Кусок скотча оказался большим, приклеился к пальцам, и Гадес с раздражением скатал его и отдал Софи. Она осторожно спросила:
– Со стороны это не воспринимается как перелом?
– Каждый раз страшно, вдруг что-то пойдет не так.
Гадес отлично помнил ту ночь. Он убил лошадь, хотя она ни в чем не была виновата. До утра оставался рядом с мертвым телом друга. Пока не вернулось сердцебиение и дыхание, а Сет не открыл глаза, жалуясь, что шея болит.
– Твое тело тоже умирало, Аид?
– Да. Много раз.
А вот этих ночей он уже не помнил. Не всегда рядом бывал Сет, но когда бывал, то неизменно встречал его хмурым выражением лица и фразой «Нельзя ли быть аккуратнее?».
Софи подала еще кусочек скотча:
– А если тело превратилось в кашу?
– Дольше регенерирует, дольше возвращается. Если совсем никак, боги могут создавать новые тела. Это очень долго, сложно, но тут я не знаю деталей. Не сталкивался сам.
– И можно поменять внешность?
– Некоторые так и делают. Большинство – нет.
– А я перерождаюсь в новых телах?
– Они все похожи. Фигурой, чертами лица. И ты всегда рыженькая.
Софи не ответила, а Гадес прикинул, что еще один участок прикрепить, и будет нормально.
– А как люди воспринимают чудесные воскрешения? – спросила Софи.
– Стараемся не показывать. Не так давно Сету позвонили из больницы. Анубис ввязался в какую-то потасовку, схлопотал огнестрел и истек кровью. Сет был записан в телефоне, в больнице решили, он его отец, и позвонили. Когда мы приехали на место, Сет отчаянно ругался. Врачи решили, это шок, но он просто хотел скорее забрать тело из морга. Не очень приятно вернуться в холод и металл.
Гадес слышал истории о том, как богов хоронили.
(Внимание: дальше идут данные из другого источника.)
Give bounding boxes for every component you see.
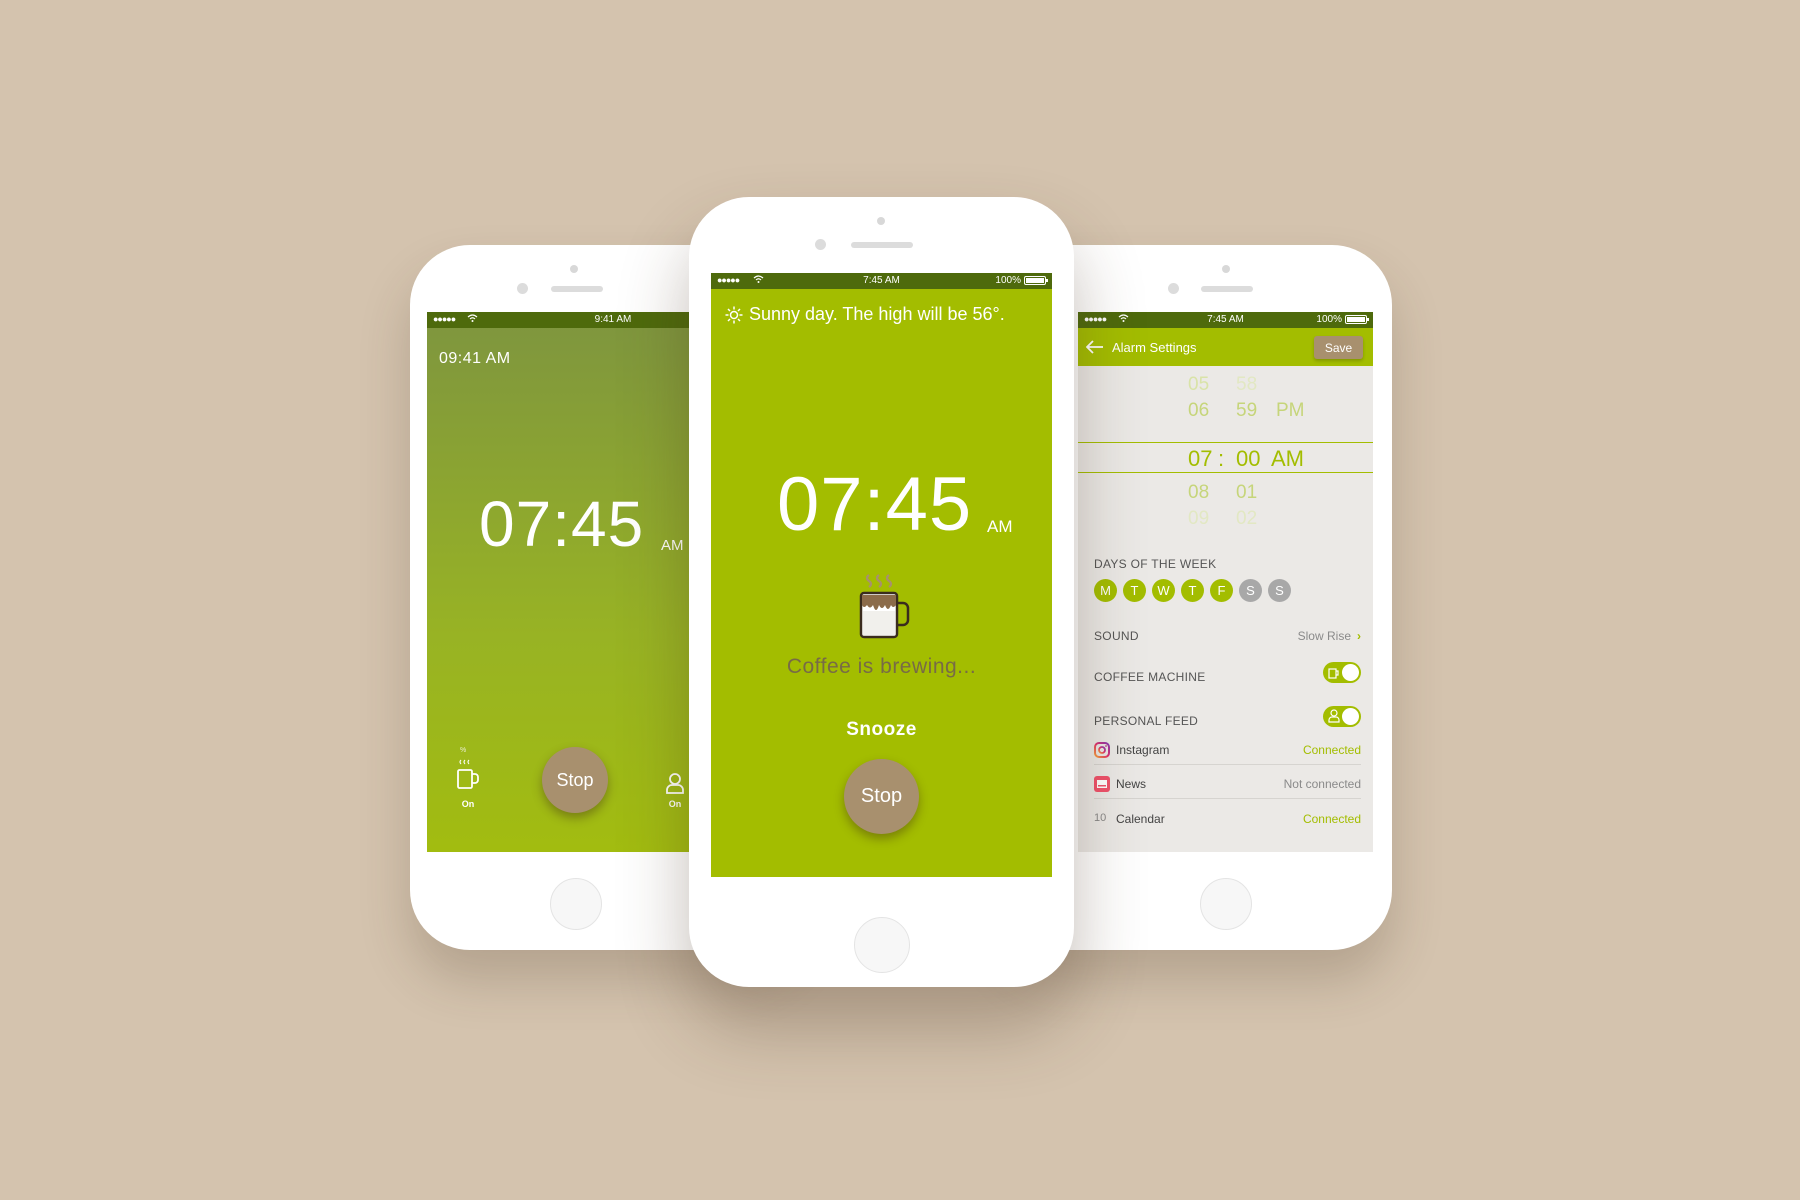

Такое происходило редко, да и сил у них было достаточно, чтобы выбраться, но истории пересказывались, как страшилки. Однажды Танатос рассказал, как в Европе во время чумы его случайно приняли за мародера и убили. Он пришел в себя в яме, полной разлагающихся трупов, – то еще удовольствие.
– Вы достали? – спросила Софи. – Анубиса.
– О да. Как-нибудь расскажу тебе прекрасную историю о воровстве трупа из городского морга. Когда Анубис пришел в себя, Сет отправил его в Дуат. Он там и пробыл до приема Зевса.
– Внешне они кажутся скорее братьями.
– Дети богов не совсем то же самое, что дети людей. Наш возраст внешне зачастую невозможно определить, если мы сами не хотим проявлений. Дети, внуки, родители – это условности. Все привязано к божественным сущностям, а не к телам. У Зевса вот целый выводок, но никто не зовет его папой.
Спустившись на пол, Гадес с удовлетворением осмотрел повешенную гирлянду. Выглядело неплохо. Щелкнул переключатель, и звезды засияли мягким желтым светом.
– Спасибо, – Софи смотрела на них. – Когда я была поменьше, то загадывала, кем стану, когда вырасту.
Она замолчала, а Гадес почти не слушал ее слов, наблюдая за мягким светом на ее лице. Занавески на окнах были приспущены, так что в комнате царил полумрак.
– Я хочу пойти работать, – неожиданно сказала Софи.
– Что? Работать?
– Я не хочу жить за чей-то счет.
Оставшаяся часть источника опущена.